Janet Willoughby breathed a deep sigh; the diamond star on her neck sent out vivid gleams of light.

“What fun!” she sighed enviously. “What fun!” and as she spoke there flashed suddenly before the eyes of her listener a picture of the English mistress lying on the green plush sofa, her shabby slippers showing beneath the hem of her shabby skirt, spending the holiday Saturday evening at home because she had no invitations to go out, and no money to spare for an entertainment. “Oh, I do envy you!” sighed Janet deeply. “It’s one of my greatest ambitions to share rooms with a nice girl, and live the simple life, and be free to do whatever one liked. Mother loves independence in other girls, but her principles don’t extend to me. She says an only daughter’s place is at home. But you are an only daughter, too.”

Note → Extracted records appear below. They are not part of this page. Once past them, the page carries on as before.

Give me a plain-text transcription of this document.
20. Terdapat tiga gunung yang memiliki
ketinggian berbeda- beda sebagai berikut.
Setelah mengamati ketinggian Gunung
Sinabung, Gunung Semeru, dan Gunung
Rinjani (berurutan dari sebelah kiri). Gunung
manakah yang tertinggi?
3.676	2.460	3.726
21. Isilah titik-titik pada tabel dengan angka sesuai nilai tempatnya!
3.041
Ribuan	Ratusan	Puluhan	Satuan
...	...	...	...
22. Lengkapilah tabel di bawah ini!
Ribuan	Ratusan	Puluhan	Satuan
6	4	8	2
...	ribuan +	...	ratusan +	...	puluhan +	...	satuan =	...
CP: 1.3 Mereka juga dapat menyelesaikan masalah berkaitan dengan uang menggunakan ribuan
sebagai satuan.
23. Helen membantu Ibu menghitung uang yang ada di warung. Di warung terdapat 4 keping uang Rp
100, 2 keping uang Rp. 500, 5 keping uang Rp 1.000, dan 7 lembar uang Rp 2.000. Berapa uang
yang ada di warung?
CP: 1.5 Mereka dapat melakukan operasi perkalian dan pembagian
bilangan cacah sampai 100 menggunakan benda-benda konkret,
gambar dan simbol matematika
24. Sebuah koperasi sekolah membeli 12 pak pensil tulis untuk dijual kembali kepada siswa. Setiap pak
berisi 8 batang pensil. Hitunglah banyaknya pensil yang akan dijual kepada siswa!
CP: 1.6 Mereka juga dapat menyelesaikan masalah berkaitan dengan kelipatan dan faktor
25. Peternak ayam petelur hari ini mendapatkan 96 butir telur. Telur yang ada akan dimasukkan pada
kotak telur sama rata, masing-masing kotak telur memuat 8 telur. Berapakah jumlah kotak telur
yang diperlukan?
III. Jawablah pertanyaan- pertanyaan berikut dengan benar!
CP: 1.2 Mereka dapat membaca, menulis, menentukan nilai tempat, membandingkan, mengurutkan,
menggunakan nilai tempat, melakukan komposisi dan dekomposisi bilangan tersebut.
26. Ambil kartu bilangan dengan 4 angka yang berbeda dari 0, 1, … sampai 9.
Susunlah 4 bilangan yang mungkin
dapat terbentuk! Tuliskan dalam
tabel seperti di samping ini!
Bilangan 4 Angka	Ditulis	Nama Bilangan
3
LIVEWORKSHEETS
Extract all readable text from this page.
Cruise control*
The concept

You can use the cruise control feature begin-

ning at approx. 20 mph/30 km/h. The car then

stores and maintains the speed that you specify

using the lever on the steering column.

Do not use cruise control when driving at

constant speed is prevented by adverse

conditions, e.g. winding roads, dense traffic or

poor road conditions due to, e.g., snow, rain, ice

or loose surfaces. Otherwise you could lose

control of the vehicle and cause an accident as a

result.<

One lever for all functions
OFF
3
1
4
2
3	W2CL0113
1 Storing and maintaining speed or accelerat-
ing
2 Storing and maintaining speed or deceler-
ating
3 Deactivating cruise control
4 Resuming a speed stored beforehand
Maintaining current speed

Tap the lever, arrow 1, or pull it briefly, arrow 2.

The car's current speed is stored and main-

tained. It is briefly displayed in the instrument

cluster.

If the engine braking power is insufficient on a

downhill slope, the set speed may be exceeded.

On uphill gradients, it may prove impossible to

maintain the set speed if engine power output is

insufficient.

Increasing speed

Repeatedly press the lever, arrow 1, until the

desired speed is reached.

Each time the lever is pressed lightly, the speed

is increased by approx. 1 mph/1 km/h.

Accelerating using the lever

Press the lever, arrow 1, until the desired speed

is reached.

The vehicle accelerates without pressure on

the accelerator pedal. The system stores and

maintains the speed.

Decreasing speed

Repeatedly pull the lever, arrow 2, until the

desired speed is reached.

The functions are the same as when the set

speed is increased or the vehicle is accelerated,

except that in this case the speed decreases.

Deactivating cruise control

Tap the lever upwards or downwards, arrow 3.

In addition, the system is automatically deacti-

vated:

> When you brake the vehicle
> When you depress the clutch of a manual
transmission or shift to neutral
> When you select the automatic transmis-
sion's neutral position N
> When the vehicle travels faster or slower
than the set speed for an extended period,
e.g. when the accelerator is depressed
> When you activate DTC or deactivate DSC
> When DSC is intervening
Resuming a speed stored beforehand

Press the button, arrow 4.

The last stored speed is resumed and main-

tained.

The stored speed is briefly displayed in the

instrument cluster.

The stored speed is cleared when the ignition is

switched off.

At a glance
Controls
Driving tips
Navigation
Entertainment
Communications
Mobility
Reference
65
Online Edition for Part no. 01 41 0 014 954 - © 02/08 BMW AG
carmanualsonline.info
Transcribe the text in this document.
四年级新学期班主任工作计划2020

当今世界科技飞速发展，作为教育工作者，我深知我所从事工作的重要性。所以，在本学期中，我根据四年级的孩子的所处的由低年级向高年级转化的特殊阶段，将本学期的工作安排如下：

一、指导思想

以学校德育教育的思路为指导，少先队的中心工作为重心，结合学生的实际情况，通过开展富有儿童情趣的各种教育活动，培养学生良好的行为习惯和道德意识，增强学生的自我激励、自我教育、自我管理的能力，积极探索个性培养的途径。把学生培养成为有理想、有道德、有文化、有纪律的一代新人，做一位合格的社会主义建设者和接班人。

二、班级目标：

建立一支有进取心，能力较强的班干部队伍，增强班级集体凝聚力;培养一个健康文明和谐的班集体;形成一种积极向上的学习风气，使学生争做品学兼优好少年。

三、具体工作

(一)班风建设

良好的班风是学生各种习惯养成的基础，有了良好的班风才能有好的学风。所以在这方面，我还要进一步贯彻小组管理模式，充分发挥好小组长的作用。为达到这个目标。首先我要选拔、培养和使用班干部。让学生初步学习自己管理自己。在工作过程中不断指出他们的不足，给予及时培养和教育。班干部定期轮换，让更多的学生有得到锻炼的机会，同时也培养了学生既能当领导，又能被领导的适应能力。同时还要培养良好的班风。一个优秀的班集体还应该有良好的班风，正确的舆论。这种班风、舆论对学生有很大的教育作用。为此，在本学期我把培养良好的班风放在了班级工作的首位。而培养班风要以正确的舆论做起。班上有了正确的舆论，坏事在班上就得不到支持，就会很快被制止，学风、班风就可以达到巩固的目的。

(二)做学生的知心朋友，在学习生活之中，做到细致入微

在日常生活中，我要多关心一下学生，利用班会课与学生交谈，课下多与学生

“I am; but other circumstances were different. It was a case of being dependent on a stepfather or of working for myself—so I chose to work, and—”

“And I’m sure you never regret it!”

Claire extended her hands in the expressive French shrug.

“Ah, but I do! Horribly, at times. Even now, after three months’ work I have a conviction that I shall regret it more and more as time goes on; but if I had to decide again, I’d do just the same. It’s a question of principle versus so many things—laziness and self-indulgence, and wanting to have a good time, and the habits of a lifetime, and irritation with stupid girls who won’t work.”

Janet Willoughby gave a soft murmur of understanding.